他环视全场,所有人的视线都集中在他身上。
“本次大公会议,有两个主要目标。”
“第一,修正儒略历。皇家科学院的学者们将向各位展示他们一年来的观测成果,一个更精确的回归年长度。我们需要以此为基础,制定一部属于我们新罗马帝国的新历法,一部能让时间与天体运行重新同步的历法。我相信,在科学与事实面前,这一议程将很快达成共识。”

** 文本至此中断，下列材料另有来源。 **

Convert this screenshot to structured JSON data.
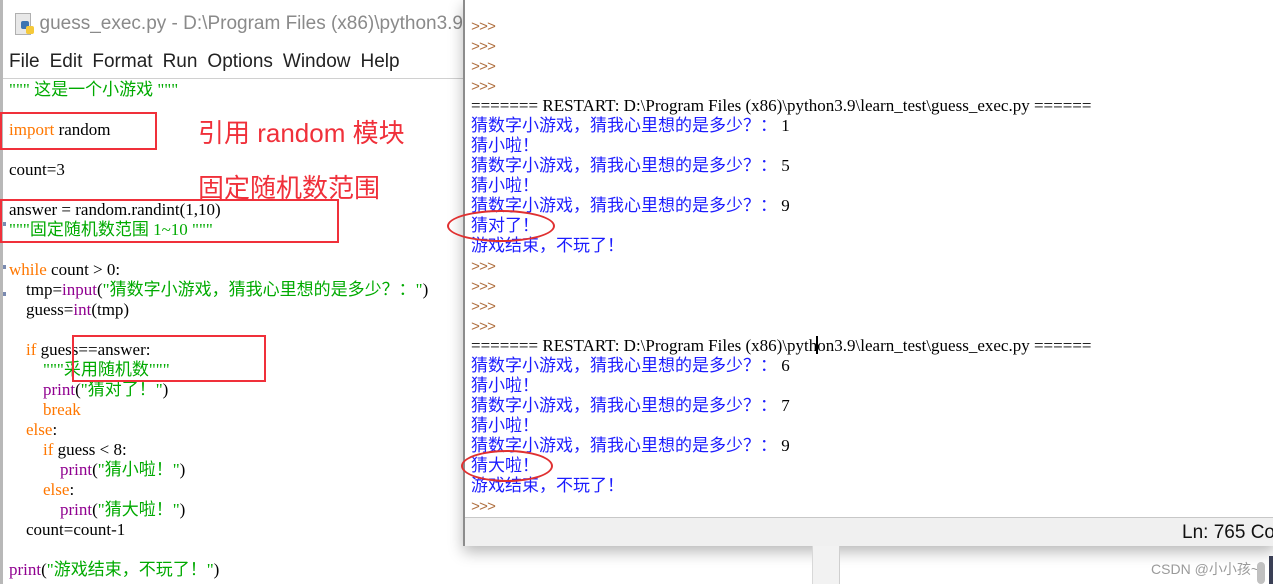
{
  "editor": {
    "title": "guess_exec.py - D:\\Program Files (x86)\\python3.9",
    "icon": "python-file-icon",
    "menu": [
      "File",
      "Edit",
      "Format",
      "Run",
      "Options",
      "Window",
      "Help"
    ],
    "code": [
      {
        "segments": [
          {
            "t": "\"\"\" 这是一个小游戏 \"\"\"",
            "c": "str"
          }
        ]
      },
      {
        "segments": []
      },
      {
        "segments": [
          {
            "t": "import",
            "c": "kw"
          },
          {
            "t": " random",
            "c": ""
          }
        ]
      },
      {
        "segments": []
      },
      {
        "segments": [
          {
            "t": "count=3",
            "c": ""
          }
        ]
      },
      {
        "segments": []
      },
      {
        "segments": [
          {
            "t": "answer = random.randint(1,10)",
            "c": ""
          }
        ]
      },
      {
        "segments": [
          {
            "t": "\"\"\"固定随机数范围 1~10 \"\"\"",
            "c": "str"
          }
        ]
      },
      {
        "segments": []
      },
      {
        "segments": [
          {
            "t": "while",
            "c": "kw"
          },
          {
            "t": " count > 0:",
            "c": ""
          }
        ]
      },
      {
        "segments": [
          {
            "t": "    tmp=",
            "c": ""
          },
          {
            "t": "input",
            "c": "bi"
          },
          {
            "t": "(",
            "c": ""
          },
          {
            "t": "\"猜数字小游戏，猜我心里想的是多少？：\"",
            "c": "str"
          },
          {
            "t": ")",
            "c": ""
          }
        ]
      },
      {
        "segments": [
          {
            "t": "    guess=",
            "c": ""
          },
          {
            "t": "int",
            "c": "bi"
          },
          {
            "t": "(tmp)",
            "c": ""
          }
        ]
      },
      {
        "segments": []
      },
      {
        "segments": [
          {
            "t": "    ",
            "c": ""
          },
          {
            "t": "if",
            "c": "kw"
          },
          {
            "t": " guess==answer:",
            "c": ""
          }
        ]
      },
      {
        "segments": [
          {
            "t": "        ",
            "c": ""
          },
          {
            "t": "\"\"\"采用随机数\"\"\"",
            "c": "str"
          }
        ]
      },
      {
        "segments": [
          {
            "t": "        ",
            "c": ""
          },
          {
            "t": "print",
            "c": "bi"
          },
          {
            "t": "(",
            "c": ""
          },
          {
            "t": "\"猜对了！\"",
            "c": "str"
          },
          {
            "t": ")",
            "c": ""
          }
        ]
      },
      {
        "segments": [
          {
            "t": "        ",
            "c": ""
          },
          {
            "t": "break",
            "c": "kw"
          }
        ]
      },
      {
        "segments": [
          {
            "t": "    ",
            "c": ""
          },
          {
            "t": "else",
            "c": "kw"
          },
          {
            "t": ":",
            "c": ""
          }
        ]
      },
      {
        "segments": [
          {
            "t": "        ",
            "c": ""
          },
          {
            "t": "if",
            "c": "kw"
          },
          {
            "t": " guess < 8:",
            "c": ""
          }
        ]
      },
      {
        "segments": [
          {
            "t": "            ",
            "c": ""
          },
          {
            "t": "print",
            "c": "bi"
          },
          {
            "t": "(",
            "c": ""
          },
          {
            "t": "\"猜小啦！\"",
            "c": "str"
          },
          {
            "t": ")",
            "c": ""
          }
        ]
      },
      {
        "segments": [
          {
            "t": "        ",
            "c": ""
          },
          {
            "t": "else",
            "c": "kw"
          },
          {
            "t": ":",
            "c": ""
          }
        ]
      },
      {
        "segments": [
          {
            "t": "            ",
            "c": ""
          },
          {
            "t": "print",
            "c": "bi"
          },
          {
            "t": "(",
            "c": ""
          },
          {
            "t": "\"猜大啦！\"",
            "c": "str"
          },
          {
            "t": ")",
            "c": ""
          }
        ]
      },
      {
        "segments": [
          {
            "t": "    count=count-1",
            "c": ""
          }
        ]
      },
      {
        "segments": []
      },
      {
        "segments": [
          {
            "t": "print",
            "c": "bi"
          },
          {
            "t": "(",
            "c": ""
          },
          {
            "t": "\"游戏结束，不玩了！\"",
            "c": "str"
          },
          {
            "t": ")",
            "c": ""
          }
        ]
      }
    ],
    "annotations": {
      "import_note": "引用 random 模块",
      "range_note": "固定随机数范围"
    }
  },
  "shell": {
    "lines": [
      {
        "type": "prompt",
        "text": ">>>"
      },
      {
        "type": "prompt",
        "text": ">>>"
      },
      {
        "type": "prompt",
        "text": ">>>"
      },
      {
        "type": "prompt",
        "text": ">>>"
      },
      {
        "type": "restart",
        "text": "======= RESTART: D:\\Program Files (x86)\\python3.9\\learn_test\\guess_exec.py ======"
      },
      {
        "type": "input",
        "text": "猜数字小游戏，猜我心里想的是多少？：",
        "value": " 1"
      },
      {
        "type": "output",
        "text": "猜小啦！"
      },
      {
        "type": "input",
        "text": "猜数字小游戏，猜我心里想的是多少？：",
        "value": " 5"
      },
      {
        "type": "output",
        "text": "猜小啦！"
      },
      {
        "type": "input",
        "text": "猜数字小游戏，猜我心里想的是多少？：",
        "value": " 9"
      },
      {
        "type": "output",
        "text": "猜对了！"
      },
      {
        "type": "output",
        "text": "游戏结束，不玩了！"
      },
      {
        "type": "prompt",
        "text": ">>>"
      },
      {
        "type": "prompt",
        "text": ">>>"
      },
      {
        "type": "prompt",
        "text": ">>>"
      },
      {
        "type": "prompt",
        "text": ">>>"
      },
      {
        "type": "restart",
        "text": "======= RESTART: D:\\Program Files (x86)\\python3.9\\learn_test\\guess_exec.py ======"
      },
      {
        "type": "input",
        "text": "猜数字小游戏，猜我心里想的是多少？：",
        "value": " 6"
      },
      {
        "type": "output",
        "text": "猜小啦！"
      },
      {
        "type": "input",
        "text": "猜数字小游戏，猜我心里想的是多少？：",
        "value": " 7"
      },
      {
        "type": "output",
        "text": "猜小啦！"
      },
      {
        "type": "input",
        "text": "猜数字小游戏，猜我心里想的是多少？：",
        "value": " 9"
      },
      {
        "type": "output",
        "text": "猜大啦！"
      },
      {
        "type": "output",
        "text": "游戏结束，不玩了！"
      },
      {
        "type": "prompt",
        "text": ">>>"
      }
    ],
    "status": "Ln: 765  Co"
  },
  "watermark": "CSDN @小小孩~"
}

他的话语干脆利落,将历法问题定义为一个技术性调整,不容辩驳。
随后,他话锋一转,语气变得严肃。
“但我们的第二个议题,将更为复杂,也更为重要。”
“欧罗巴正在经历一场剧变。天主教会的权威正在崩塌,新的思想如同野火,在旧大陆上蔓延。我们不能假装这一切与我们无关,把头埋在沙子里。”
巴西尔停顿了一下,让在场的所有人消化他的话。
“欧罗巴的天主教会,与我们在旧日有过分歧也有过少量合作,为了应对这场危机,召开了持续近二十年的特利腾大公会议。他们尚且知道要做出改变,要改变一些传统来应对挑战。那么我们,埃律西昂正教会,又该如何自处?是固步自封,等待那些异端思想漂洋过海,侵蚀我们的根基吗?”
他的质问掷地有声。
“因此,我提议,在此次大公会议以及后续的会议中,我们将对埃律西昂正教的内核教义,进行一次全面的重申与必要的调整。我们要明确我们的信仰边界,巩固我们的思想根基,筑起一道坚不可摧的高墙,将那些混乱与异端,隔绝在大洋彼岸。”
他加重了语气,每一个字都在众位教士心头回想。
“我知道,这将是一场漫长而艰苦的辩论。欧罗巴的特利腾大公会议花费了近二十年的时间。我们也必须有这样的觉悟。从今年开始,每一年,我们都将在这里集会,直到我们达成共识,重申我们的教义并做出尽量让所以人都满意的改革,最终形成一份正式的文书。”
“我希望,一切能够顺利。”
巴西尔说完,向众人微微躬身,退下讲坛。
教堂内一片死寂,所有都主教都坐在自己的位置上,沉默不语。
他们看着彼此,一些人面露忧色,一些人若有所思,还有一些人的身体里,已经燃起了辩论的火焰。
一场注定要加载史册的大公会议,就此拉开了序幕。